FAHY, Senior Circuit Judge,

dissenting:

The basic requirement that the rentals in the development projects involved *654shall be reasonable stems from section 207(b)(2) of the National Housing Act. The court accordingly holds in a companion case, Marshall v. Lynn, No. 71-1786, 162 U.S.App.D.C. -, 497 F.2d 643, that the tenants irt projects developed under section 221 of the Act, providing for low or moderate income housing, shall be afforded an opportunity through written statements to contest proposals for rental increases. Yet the court denies this opportunity to tenants in projects developed under section 220 of the Act, which have the purpose of rehabilitating blighted areas. The rentals in those projects are also required to be reasonable, and I find no legal basis for depriving their tenants of the same opportunity accorded tenants in projects developed under section 221. In both situations the reasonable standard of section 207(b)(2) is carried forward by regulations or agreed arrangements between the Administrator and the developer. The regulations or arrangements, as the case may be, are established under the authority granted to the Administrator, by section 220(d)(2) in a section 220 project, and by section 221(d) (3) in a section 221 project.

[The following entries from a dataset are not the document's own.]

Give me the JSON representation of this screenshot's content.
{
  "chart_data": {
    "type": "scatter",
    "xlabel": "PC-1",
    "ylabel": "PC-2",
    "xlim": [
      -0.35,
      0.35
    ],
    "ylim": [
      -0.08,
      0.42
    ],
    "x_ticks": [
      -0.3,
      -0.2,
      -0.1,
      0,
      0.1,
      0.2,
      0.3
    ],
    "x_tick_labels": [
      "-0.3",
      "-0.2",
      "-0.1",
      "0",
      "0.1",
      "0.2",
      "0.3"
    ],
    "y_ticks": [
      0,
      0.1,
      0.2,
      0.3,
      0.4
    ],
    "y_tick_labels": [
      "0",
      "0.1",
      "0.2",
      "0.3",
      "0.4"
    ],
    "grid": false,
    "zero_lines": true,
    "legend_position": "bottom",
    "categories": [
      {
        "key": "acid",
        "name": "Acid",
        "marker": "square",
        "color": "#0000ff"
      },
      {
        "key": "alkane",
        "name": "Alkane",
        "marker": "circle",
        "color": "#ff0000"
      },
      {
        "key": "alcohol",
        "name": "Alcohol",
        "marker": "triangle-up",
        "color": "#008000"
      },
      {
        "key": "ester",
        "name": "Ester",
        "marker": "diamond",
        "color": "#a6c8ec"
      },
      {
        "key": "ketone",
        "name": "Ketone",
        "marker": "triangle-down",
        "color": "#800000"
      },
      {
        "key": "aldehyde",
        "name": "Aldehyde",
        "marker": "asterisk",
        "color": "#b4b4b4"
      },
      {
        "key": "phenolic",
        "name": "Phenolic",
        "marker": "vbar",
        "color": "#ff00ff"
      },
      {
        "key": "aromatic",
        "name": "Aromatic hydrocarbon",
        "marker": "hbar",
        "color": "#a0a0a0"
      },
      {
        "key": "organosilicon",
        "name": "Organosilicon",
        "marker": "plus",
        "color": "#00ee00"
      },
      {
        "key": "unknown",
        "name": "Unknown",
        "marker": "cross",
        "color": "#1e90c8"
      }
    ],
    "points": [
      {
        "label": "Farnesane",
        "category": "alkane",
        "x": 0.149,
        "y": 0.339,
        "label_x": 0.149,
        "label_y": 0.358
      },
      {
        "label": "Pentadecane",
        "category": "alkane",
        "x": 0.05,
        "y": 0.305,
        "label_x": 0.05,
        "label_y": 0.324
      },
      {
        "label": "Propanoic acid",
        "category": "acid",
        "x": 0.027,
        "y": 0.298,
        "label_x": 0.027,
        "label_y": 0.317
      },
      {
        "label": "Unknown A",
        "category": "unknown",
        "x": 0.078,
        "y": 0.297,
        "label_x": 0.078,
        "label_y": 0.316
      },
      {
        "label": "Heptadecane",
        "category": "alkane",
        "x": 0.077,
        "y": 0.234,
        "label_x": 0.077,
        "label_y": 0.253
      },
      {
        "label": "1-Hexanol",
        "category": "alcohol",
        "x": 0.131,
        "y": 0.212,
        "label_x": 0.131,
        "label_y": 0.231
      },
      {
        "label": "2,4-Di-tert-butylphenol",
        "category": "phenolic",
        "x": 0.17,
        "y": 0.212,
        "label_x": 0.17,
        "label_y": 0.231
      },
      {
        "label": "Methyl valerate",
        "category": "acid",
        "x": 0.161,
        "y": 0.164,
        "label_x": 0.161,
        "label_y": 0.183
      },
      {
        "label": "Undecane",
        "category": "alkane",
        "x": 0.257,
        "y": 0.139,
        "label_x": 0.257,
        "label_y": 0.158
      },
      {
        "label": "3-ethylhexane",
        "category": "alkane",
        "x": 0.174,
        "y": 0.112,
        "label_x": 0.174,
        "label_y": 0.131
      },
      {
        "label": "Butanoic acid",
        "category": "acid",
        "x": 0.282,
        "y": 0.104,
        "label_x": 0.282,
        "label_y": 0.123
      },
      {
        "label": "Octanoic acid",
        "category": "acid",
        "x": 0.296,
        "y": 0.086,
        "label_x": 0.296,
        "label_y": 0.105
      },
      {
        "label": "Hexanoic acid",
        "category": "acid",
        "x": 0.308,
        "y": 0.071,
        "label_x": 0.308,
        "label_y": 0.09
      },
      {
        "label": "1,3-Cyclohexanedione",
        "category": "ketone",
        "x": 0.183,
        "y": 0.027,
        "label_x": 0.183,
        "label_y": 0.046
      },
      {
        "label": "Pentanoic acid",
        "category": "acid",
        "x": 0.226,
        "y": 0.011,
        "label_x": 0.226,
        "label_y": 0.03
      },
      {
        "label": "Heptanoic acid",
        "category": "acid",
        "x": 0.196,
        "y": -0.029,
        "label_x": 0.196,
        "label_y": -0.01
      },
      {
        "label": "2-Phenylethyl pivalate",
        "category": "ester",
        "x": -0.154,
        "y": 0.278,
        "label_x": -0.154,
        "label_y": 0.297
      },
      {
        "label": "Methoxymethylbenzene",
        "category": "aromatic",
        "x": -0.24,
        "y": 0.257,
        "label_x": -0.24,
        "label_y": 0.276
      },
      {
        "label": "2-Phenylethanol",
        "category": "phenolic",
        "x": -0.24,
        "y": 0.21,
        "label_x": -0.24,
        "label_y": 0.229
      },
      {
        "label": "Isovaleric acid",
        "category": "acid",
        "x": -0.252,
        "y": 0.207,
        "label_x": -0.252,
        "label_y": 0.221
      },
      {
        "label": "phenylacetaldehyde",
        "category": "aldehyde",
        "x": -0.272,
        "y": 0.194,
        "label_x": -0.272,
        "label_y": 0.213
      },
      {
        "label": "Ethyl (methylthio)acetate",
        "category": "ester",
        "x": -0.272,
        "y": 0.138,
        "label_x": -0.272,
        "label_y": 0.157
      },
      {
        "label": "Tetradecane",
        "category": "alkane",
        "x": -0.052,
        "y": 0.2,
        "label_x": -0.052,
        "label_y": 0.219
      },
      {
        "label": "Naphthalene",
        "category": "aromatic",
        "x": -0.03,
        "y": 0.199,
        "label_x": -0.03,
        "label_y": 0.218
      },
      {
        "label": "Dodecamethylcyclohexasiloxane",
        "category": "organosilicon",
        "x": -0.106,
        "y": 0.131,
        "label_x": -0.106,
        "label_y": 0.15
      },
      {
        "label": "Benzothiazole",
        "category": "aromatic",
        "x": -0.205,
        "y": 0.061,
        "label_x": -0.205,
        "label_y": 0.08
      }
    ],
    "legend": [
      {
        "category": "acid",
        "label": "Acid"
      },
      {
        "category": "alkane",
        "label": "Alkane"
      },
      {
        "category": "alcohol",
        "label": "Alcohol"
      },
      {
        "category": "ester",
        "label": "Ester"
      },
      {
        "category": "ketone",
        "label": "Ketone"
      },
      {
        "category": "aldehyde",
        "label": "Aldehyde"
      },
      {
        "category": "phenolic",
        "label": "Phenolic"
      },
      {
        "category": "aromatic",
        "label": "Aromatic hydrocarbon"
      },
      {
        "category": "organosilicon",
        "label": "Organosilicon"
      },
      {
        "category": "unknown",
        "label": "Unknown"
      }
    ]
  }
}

The distinction between the two situations drawn by the court, based on the difference in the purposes of the two types of projects, I think is not justified. In each instance the reasonable standard applies. What is reasonable in one case may be quite different from what is reasonable in the other, depending upon a number of factors, among them the ability to pay, but these different considerations must be judged, in their own settings, by the same prescribed standard of reasonableness. Therefore, as it seems to me, no legal distinction should be drawn which denies to one the opportunity granted to the other. Both are entitled to reasonable treatment with respect to their respective rentals.

While there is the need for assuring a fair return to the developer on his investment, it is not inconsistent with this need to permit tenants facing rental increases a limited amount of participation in the determination of their reasonableness. Even were the standard of reasonableness to be judged principally from the viewpoint of the need of the investor, those who pay rent should also be heard in some fashion by the public authorities. And those in more comfortable circumstances than others should not because of that be denied an opportunity to contest the reasonableness of their own rentals.